3328 Roy Lyseng	2011-01-24
      Bug#57525: Semijoin transformed subquery with inner grouped subquery
                 gives empty result.
      
      This is a followup to bug#31480, which attempted to fix resolved
      information in subqueries as part of semijoin transformation.
      
      The specific problem here is that the inner subquery (which is not
      transformed) contains an outer reference to the outer-most block in
      its HAVING clause. The HAVING clause is represented by Item_ref
      objects, and these are not re-resolved properly through
      fix_after_pullout().
      The solution lies in realizing that Item_ref objects contain a
      complete set of resolution data structures (ie depended_from,
      name resolution context), and that it may point to an Item object
      with it's own set of resolution data structures.
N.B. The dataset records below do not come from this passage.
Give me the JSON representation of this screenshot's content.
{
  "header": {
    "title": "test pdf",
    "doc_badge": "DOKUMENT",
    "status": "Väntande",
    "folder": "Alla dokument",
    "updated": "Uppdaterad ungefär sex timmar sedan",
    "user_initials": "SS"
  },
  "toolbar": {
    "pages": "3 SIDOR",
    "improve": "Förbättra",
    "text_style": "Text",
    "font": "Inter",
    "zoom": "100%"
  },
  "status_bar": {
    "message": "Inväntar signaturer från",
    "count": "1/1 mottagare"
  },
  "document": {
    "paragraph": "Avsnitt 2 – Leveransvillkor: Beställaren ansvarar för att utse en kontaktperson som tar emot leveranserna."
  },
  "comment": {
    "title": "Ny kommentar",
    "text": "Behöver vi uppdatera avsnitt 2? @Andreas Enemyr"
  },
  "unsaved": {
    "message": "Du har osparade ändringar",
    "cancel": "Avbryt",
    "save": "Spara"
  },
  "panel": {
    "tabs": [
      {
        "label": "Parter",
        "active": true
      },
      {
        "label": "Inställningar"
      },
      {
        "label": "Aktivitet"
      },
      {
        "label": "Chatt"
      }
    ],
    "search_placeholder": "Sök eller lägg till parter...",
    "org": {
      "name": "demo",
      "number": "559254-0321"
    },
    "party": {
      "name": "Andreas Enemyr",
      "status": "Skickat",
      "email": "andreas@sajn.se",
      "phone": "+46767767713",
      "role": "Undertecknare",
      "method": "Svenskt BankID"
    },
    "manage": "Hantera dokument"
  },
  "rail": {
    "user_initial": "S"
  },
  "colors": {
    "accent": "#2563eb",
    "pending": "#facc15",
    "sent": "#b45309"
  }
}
      Hence, we implement fix_after_pullout() for Item_ref by first
      calling fix_after_pullout() on the referenced object and then for
      itself.
      
      The above fix revealed another problem: The offending query failed
      in prepared statement mode. The reason is that the depended_from
      field in Item_ref is reset in cleanup() and not restored at the
      next fix_fields() call. The problem is fixed by not resetting the
      depended_from flag. This is an acceptable solution, as long as
      transformations are run only on the first execution of a query.
      
      There is also another followup to bug#31480:
      
      A - t1
       \
        B - t2
         \
          C - t3
           \
            D - t4
              where t1.x=t4.y
      
      The above figure describes an outer query expression (select_lex A)
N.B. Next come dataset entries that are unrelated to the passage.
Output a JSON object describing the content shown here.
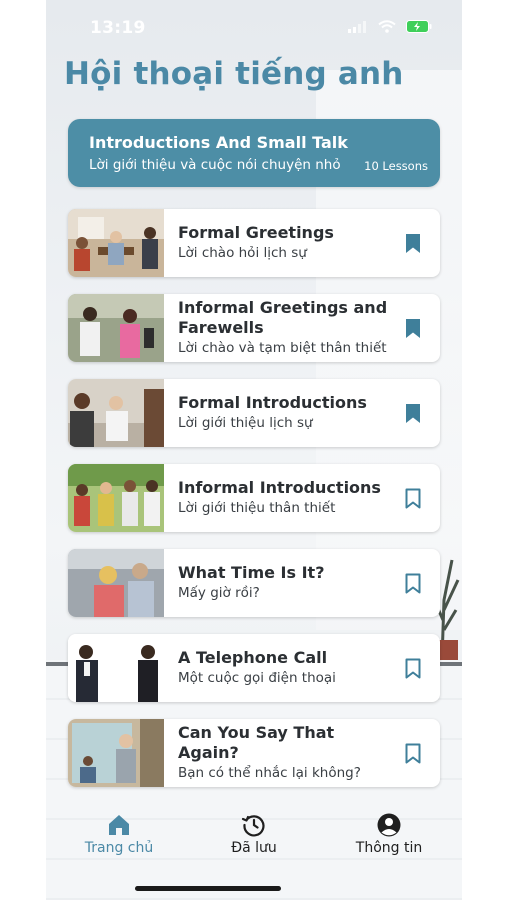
{
  "status_bar": {
    "time": "13:19"
  },
  "page_title": "Hội thoại tiếng anh",
  "hero": {
    "title": "Introductions And Small Talk",
    "subtitle": "Lời giới thiệu và cuộc nói chuyện nhỏ",
    "count": "10 Lessons",
    "color": "#4d8ea6"
  },
  "lessons": [
    {
      "title": "Formal Greetings",
      "subtitle": "Lời chào hỏi lịch sự",
      "bookmarked": true,
      "icon": "bookmark-filled-icon"
    },
    {
      "title": "Informal Greetings and Farewells",
      "subtitle": "Lời chào và tạm biệt thân thiết",
      "bookmarked": true,
      "icon": "bookmark-filled-icon"
    },
    {
      "title": "Formal Introductions",
      "subtitle": "Lời giới thiệu lịch sự",
      "bookmarked": true,
      "icon": "bookmark-filled-icon"
    },
    {
      "title": "Informal Introductions",
      "subtitle": "Lời giới thiệu thân thiết",
      "bookmarked": false,
      "icon": "bookmark-outline-icon"
    },
    {
      "title": "What Time Is It?",
      "subtitle": "Mấy giờ rồi?",
      "bookmarked": false,
      "icon": "bookmark-outline-icon"
    },
    {
      "title": "A Telephone Call",
      "subtitle": "Một cuộc gọi điện thoại",
      "bookmarked": false,
      "icon": "bookmark-outline-icon"
    },
    {
      "title": "Can You Say That Again?",
      "subtitle": "Bạn có thể nhắc lại không?",
      "bookmarked": false,
      "icon": "bookmark-outline-icon"
    }
  ],
  "tabbar": {
    "tabs": [
      {
        "label": "Trang chủ",
        "icon": "home-icon",
        "active": true
      },
      {
        "label": "Đã lưu",
        "icon": "history-icon",
        "active": false
      },
      {
        "label": "Thông tin",
        "icon": "user-circle-icon",
        "active": false
      }
    ],
    "active_color": "#4b89a6",
    "inactive_color": "#1f1f1f"
  },
  "colors": {
    "accent": "#4b89a6",
    "bookmark": "#3f7f9a"
  }
}
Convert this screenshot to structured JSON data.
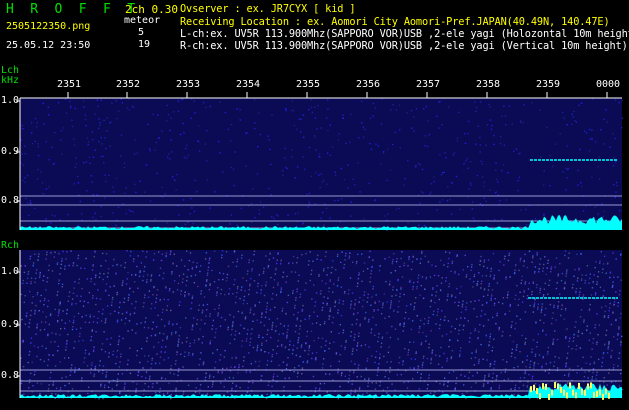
{
  "header": {
    "brand": "H R O F F T",
    "version": "2ch 0.30",
    "filename": "2505122350.png",
    "datetime": "25.05.12  23:50",
    "meteor_label": "meteor",
    "meteor_lch": "5",
    "meteor_rch": "19",
    "observer_line": "Ovserver           : ex. JR7CYX [ kid ]",
    "location_line": "Receiving Location : ex. Aomori City Aomori-Pref.JAPAN(40.49N, 140.47E)",
    "lch_line": "L-ch:ex. UV5R 113.900Mhz(SAPPORO VOR)USB ,2-ele yagi (Holozontal 10m height",
    "rch_line": "R-ch:ex. UV5R 113.900Mhz(SAPPORO VOR)USB ,2-ele yagi (Vertical 10m height)"
  },
  "lch": {
    "label": "Lch",
    "unit": "kHz",
    "y_ticks": [
      "1.0",
      "0.9",
      "0.8"
    ]
  },
  "rch": {
    "label": "Rch",
    "y_ticks": [
      "1.0",
      "0.9",
      "0.8"
    ]
  },
  "time_ticks": [
    "2351",
    "2352",
    "2353",
    "2354",
    "2355",
    "2356",
    "2357",
    "2358",
    "2359",
    "0000"
  ],
  "colors": {
    "text_green": "#00e000",
    "text_yellow": "#ffff00",
    "spectrogram_bg": "#0a0a55",
    "signal": "#00ffff",
    "grid_line": "#c8c8ff"
  }
}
      with 3 nested subqueries represented by select_lex B, C and D.
      The innermost subquery (D) contains a reference to a table t1
      in the outermost block (A).
      The original resolver marked the subquery containing query expression  
      B as using table t1, and the subqueries containing query expressions
      C and D with OUTER_REF_TABLE_BIT.
      The code in bug#31480 failed to preserve all outer references
      when calling fix_after_pullout().
      
      mysql-test/r/optimizer_switch.result
        Updated with correct result and plan for query that exposed bug.
      
      mysql-test/t/optimizer_switch.test
        Warnings about wrong results removed.
      
      sql/item.cc
        A common implementation of fix_after_pullout() for all Item_ref
        classes has been made. The exception is Item_outer_ref which we
        still have no test case for.
        Item_ref::fix_after_pullout() now calls fix_after_pullout() on the
        referenced item, and then it calls Item_ident::fix_after_pullout()
        on itself.
        Item_field::fix_after_pullout() is also moved to class Item_ident,
        which is parent class for both Item_field and Item_ref.
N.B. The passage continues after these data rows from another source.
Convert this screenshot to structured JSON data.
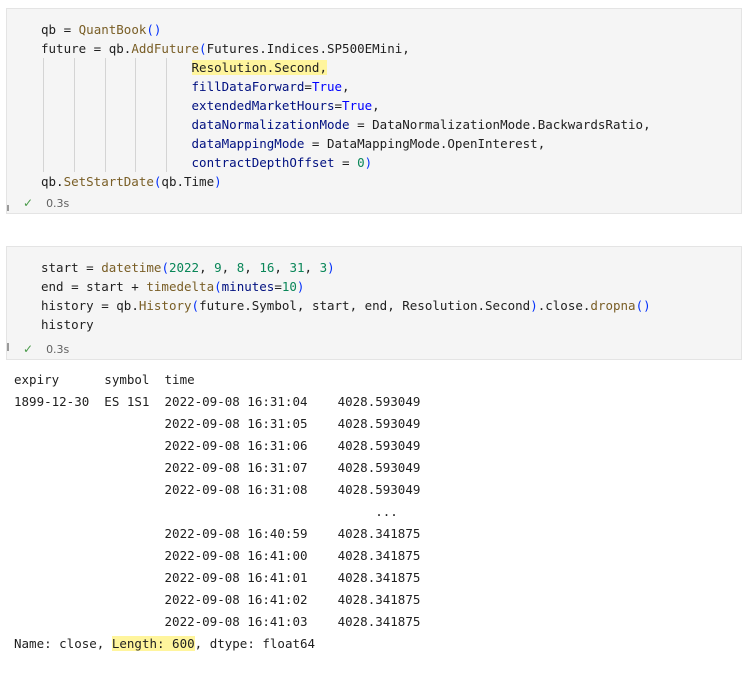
{
  "cells": [
    {
      "status": {
        "time": "0.3s"
      },
      "code": {
        "l1": {
          "var": "qb",
          "op": " = ",
          "fn": "QuantBook",
          "paren": "()"
        },
        "l2": {
          "var": "future",
          "op": " = ",
          "obj": "qb.",
          "fn": "AddFuture",
          "open": "(",
          "arg": "Futures.Indices.SP500EMini,"
        },
        "l3": {
          "arg": "Resolution.Second",
          "comma": ","
        },
        "l4": {
          "param": "fillDataForward",
          "eq": "=",
          "val": "True",
          "comma": ","
        },
        "l5": {
          "param": "extendedMarketHours",
          "eq": "=",
          "val": "True",
          "comma": ","
        },
        "l6": {
          "param": "dataNormalizationMode",
          "eq": " = ",
          "val": "DataNormalizationMode.BackwardsRatio,"
        },
        "l7": {
          "param": "dataMappingMode",
          "eq": " = ",
          "val": "DataMappingMode.OpenInterest,"
        },
        "l8": {
          "param": "contractDepthOffset",
          "eq": " = ",
          "num": "0",
          "close": ")"
        },
        "l9": {
          "obj": "qb.",
          "fn": "SetStartDate",
          "open": "(",
          "arg": "qb.Time",
          "close": ")"
        }
      }
    },
    {
      "status": {
        "time": "0.3s"
      },
      "code": {
        "l1": {
          "var": "start",
          "op": " = ",
          "fn": "datetime",
          "open": "(",
          "n1": "2022",
          "c1": ", ",
          "n2": "9",
          "c2": ", ",
          "n3": "8",
          "c3": ", ",
          "n4": "16",
          "c4": ", ",
          "n5": "31",
          "c5": ", ",
          "n6": "3",
          "close": ")"
        },
        "l2": {
          "var": "end",
          "op": " = start + ",
          "fn": "timedelta",
          "open": "(",
          "param": "minutes",
          "eq": "=",
          "num": "10",
          "close": ")"
        },
        "l3": {
          "var": "history",
          "op": " = qb.",
          "fn": "History",
          "open": "(",
          "arg": "future.Symbol, start, end, Resolution.Second",
          "close": ")",
          "tail": ".close.",
          "fn2": "dropna",
          "paren2": "()"
        },
        "l4": {
          "text": "history"
        }
      }
    }
  ],
  "output": {
    "header": "expiry      symbol  time",
    "rows": [
      "1899-12-30  ES 1S1  2022-09-08 16:31:04    4028.593049",
      "                    2022-09-08 16:31:05    4028.593049",
      "                    2022-09-08 16:31:06    4028.593049",
      "                    2022-09-08 16:31:07    4028.593049",
      "                    2022-09-08 16:31:08    4028.593049",
      "                                                ...",
      "                    2022-09-08 16:40:59    4028.341875",
      "                    2022-09-08 16:41:00    4028.341875",
      "                    2022-09-08 16:41:01    4028.341875",
      "                    2022-09-08 16:41:02    4028.341875",
      "                    2022-09-08 16:41:03    4028.341875"
    ],
    "footer": {
      "pre": "Name: close, ",
      "highlight": "Length: 600",
      "post": ", dtype: float64"
    }
  }
}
        A new function Item_ref::resolved_used_tables() was needed.
      
      sql/item.h
        Some adjustments to function prototypes, see sql/item.cc.
      
      sql/item_subselect.h
        One changed friend declaration.
[2 Feb 2011 13:24] Bugs System
Pushed into mysql-trunk 5.6.2 (revid:jorgen.loland@oracle.com-20110202132358-khrjqzdcs3jrda3i) (version source revid:jorgen.loland@oracle.com-20110202132358-khrjqzdcs3jrda3i) (merge vers: 5.6.2) (pib:24)
[3 Mar 2011 1:25] Paul DuBois
Noted in 5.6.2 changelog.

A semi-join transformed subquery with an inner grouped subquery
produced an empty result. 

CHANGESET - http://lists.mysql.com/commits/129446
[8 Apr 2011 14:54] Paul DuBois
Correction. Bug does not affect 5.6.x users. No changelog entry needed.